Perkembangan Hukum Pidana Di Indonesia

Perkembangan Hukum Pidana Di Indonesia – Dalam melaksanakan undang-undang pidana di suatu negara, hakim dan pengadilan hanya dapat menerapkan undang-undang yang relevan yang ada di negara tersebut. Hal ini merupakan bentuk kontrol negara dalam penegakan hukum. Mengenai bekerjanya hukum pidana, ada 4 (empat) asas yang diakui keberadaannya, yaitu konstitusi daerah, konstitusi nasional yang berlaku (kebangsaan), konstitusi nasional (keamanan) dan konstitusi umum (kesetaraan). Tulisan ini secara khusus akan membahas tentang prinsip kewilayahan.

Salah satu asas hukum pidana adalah konstitusi wilayah atau konstitusi daerah. Berdasarkan asas ini, hukum pidana negara berlaku terhadap setiap masalah hukum yang melakukan tindak pidana di wilayah negara yang bersangkutan. Menurut Profesor van Hattum, setiap negara berkewajiban untuk menjamin keamanan dan ketertiban di wilayahnya.[1] Oleh karena itu, pemerintah dapat menuntut siapa saja yang melanggar undang-undang pidana yang berlaku di negara tersebut. Di Indonesia, aturan yurisdiksi diatur dalam Pasal 2 KUHP (selanjutnya disebut KUHP), yang berbunyi sebagai berikut:

Perkembangan Hukum Pidana Di Indonesia

Selain Pasal 2 KUHP, ketentuan yurisdiksi juga terdapat dalam Pasal 3 Undang-Undang Tindak Pidana yang diubah dengan Undang-Undang Nomor 4 Tahun 1976. Pasal 3 berbunyi sebagai berikut:

Buku Pengantar Hukum Pidana

“Ketentuan pidana hukum Indonesia berlaku bagi setiap orang di luar wilayah Indonesia yang melakukan kejahatan di atas kapal atau pesawat udara Indonesia”

Sebagai informasi tambahan, Pasal 2 KUHP menyebutkan kata “Indonesia”, namun tidak memberikan rincian yang spesifik. Mengenai hal tersebut diatur dalam Pasal 1 Undang-Undang Nomor 43 Tahun 2008 tentang Ruang Publik.
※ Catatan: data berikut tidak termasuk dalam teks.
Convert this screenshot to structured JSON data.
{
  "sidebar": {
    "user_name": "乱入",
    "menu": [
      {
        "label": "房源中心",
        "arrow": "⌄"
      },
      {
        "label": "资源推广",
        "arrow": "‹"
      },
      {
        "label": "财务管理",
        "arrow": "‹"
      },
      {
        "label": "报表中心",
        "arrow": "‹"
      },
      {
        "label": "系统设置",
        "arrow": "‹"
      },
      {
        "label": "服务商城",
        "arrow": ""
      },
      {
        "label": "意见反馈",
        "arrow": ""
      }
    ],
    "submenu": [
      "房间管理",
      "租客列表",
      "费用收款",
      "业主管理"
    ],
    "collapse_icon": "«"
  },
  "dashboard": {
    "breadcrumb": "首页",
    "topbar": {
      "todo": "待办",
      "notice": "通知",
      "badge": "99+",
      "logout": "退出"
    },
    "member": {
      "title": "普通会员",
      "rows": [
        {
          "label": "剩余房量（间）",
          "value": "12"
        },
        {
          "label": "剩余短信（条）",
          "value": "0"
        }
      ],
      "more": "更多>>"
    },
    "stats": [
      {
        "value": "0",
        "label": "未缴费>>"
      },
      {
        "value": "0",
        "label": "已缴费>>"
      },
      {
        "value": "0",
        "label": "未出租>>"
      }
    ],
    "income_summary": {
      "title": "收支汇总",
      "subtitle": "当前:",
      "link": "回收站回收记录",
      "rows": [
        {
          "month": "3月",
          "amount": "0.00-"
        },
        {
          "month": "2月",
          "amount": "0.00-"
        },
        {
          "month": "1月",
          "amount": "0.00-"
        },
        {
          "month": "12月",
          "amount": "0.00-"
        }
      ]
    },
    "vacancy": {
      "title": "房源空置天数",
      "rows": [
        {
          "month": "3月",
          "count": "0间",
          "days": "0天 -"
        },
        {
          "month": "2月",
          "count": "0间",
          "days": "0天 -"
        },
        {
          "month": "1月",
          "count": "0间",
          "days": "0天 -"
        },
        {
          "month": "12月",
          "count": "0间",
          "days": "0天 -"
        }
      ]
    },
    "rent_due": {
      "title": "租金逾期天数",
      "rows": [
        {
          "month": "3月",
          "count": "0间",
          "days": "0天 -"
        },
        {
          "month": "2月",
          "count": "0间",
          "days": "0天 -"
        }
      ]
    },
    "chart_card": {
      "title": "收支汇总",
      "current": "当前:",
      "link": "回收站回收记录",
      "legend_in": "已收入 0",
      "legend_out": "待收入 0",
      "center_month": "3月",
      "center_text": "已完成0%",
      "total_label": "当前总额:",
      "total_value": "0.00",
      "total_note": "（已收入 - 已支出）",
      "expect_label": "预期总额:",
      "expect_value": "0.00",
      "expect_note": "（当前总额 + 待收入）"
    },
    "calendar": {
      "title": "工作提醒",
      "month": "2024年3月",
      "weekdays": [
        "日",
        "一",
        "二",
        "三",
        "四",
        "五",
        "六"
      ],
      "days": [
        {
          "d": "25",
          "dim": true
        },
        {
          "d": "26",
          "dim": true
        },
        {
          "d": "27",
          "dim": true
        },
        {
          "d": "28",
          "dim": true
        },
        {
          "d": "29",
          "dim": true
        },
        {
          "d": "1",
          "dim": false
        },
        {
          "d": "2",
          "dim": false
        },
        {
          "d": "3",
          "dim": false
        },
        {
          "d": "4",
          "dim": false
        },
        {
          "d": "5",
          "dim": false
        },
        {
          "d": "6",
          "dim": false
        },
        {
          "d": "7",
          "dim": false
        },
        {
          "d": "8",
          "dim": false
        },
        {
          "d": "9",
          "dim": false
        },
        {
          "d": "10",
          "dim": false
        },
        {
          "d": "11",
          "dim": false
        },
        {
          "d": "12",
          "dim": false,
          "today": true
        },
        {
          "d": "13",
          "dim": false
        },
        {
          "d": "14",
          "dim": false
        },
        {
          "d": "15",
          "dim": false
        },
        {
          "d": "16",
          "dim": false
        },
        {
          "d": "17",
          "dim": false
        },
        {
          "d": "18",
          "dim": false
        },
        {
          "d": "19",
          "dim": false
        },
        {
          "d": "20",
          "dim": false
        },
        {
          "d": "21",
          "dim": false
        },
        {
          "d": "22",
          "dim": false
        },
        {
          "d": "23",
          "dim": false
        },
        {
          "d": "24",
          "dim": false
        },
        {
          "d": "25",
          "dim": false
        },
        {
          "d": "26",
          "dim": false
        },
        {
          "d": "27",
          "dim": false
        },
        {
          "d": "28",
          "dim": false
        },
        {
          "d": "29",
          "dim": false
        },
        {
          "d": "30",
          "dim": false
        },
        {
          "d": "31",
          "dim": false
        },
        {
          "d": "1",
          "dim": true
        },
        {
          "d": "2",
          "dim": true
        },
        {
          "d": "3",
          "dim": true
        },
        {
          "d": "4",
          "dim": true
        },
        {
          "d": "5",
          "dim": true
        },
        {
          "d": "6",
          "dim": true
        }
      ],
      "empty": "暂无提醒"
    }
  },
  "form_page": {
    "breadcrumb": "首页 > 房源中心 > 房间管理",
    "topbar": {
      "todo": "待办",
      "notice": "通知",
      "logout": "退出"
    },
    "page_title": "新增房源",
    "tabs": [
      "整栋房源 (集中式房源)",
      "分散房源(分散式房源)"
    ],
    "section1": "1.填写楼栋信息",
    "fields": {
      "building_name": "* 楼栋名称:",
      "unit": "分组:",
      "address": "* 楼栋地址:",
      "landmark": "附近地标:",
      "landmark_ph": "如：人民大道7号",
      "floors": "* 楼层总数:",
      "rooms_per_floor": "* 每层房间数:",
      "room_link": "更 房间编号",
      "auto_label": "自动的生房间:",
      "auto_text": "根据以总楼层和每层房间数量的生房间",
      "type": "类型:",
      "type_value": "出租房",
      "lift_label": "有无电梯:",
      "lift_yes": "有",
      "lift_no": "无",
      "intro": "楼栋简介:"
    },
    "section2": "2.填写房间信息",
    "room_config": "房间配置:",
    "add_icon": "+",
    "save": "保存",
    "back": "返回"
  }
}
Artikel itu berbunyi:

“Wilayah Negara Kesatuan Republik Indonesia yang selanjutnya disebut Wilayah Negara adalah salah satu unsur negara yang merupakan gabungan antara daratan, perairan pedalaman, perairan kepulauan, dan lautan dengan lautan dan daratan di bawahnya, dan wilayah udara di atasnya, termasuk semua sumber daya yang terkandung di dalamnya.”

Berdasarkan susunan kata pasal tersebut, dapat disimpulkan bahwa yang dimaksud dengan wilayah Indonesia meliputi daratan, perairan, dan ruang udara di atas. Artinya, segala pelanggaran hukum pidana Indonesia, baik di darat, air maupun udara, dapat ditegakkan berdasarkan hukum Indonesia.

Workshop Online Perkembangan Hukum Pidana

Selain itu, Pasal 3 KUHP menunjukkan bahwa selain wilayah Indonesia yang meliputi darat, air, dan udara, hukum pidana di Indonesia dapat digunakan untuk pelanggaran hukum pidana yang terdapat pada kendaraan air atau pesawat udara Indonesia. Penggunaan kata “di luar wilayah Indonesia” menunjukkan bahwa pembuat undang-undang menganggap bahwa kapal atau pesawat udara tersebut juga merupakan bagian dari wilayah negara Indonesia. Jika ketentuan ini tidak ada dan tindak pidana tersebut terjadi di atas jet ski atau pesawat terbang Indonesia, maka pelakunya akan dibebaskan dari tuntutan dan hukuman menurut hukum Indonesia.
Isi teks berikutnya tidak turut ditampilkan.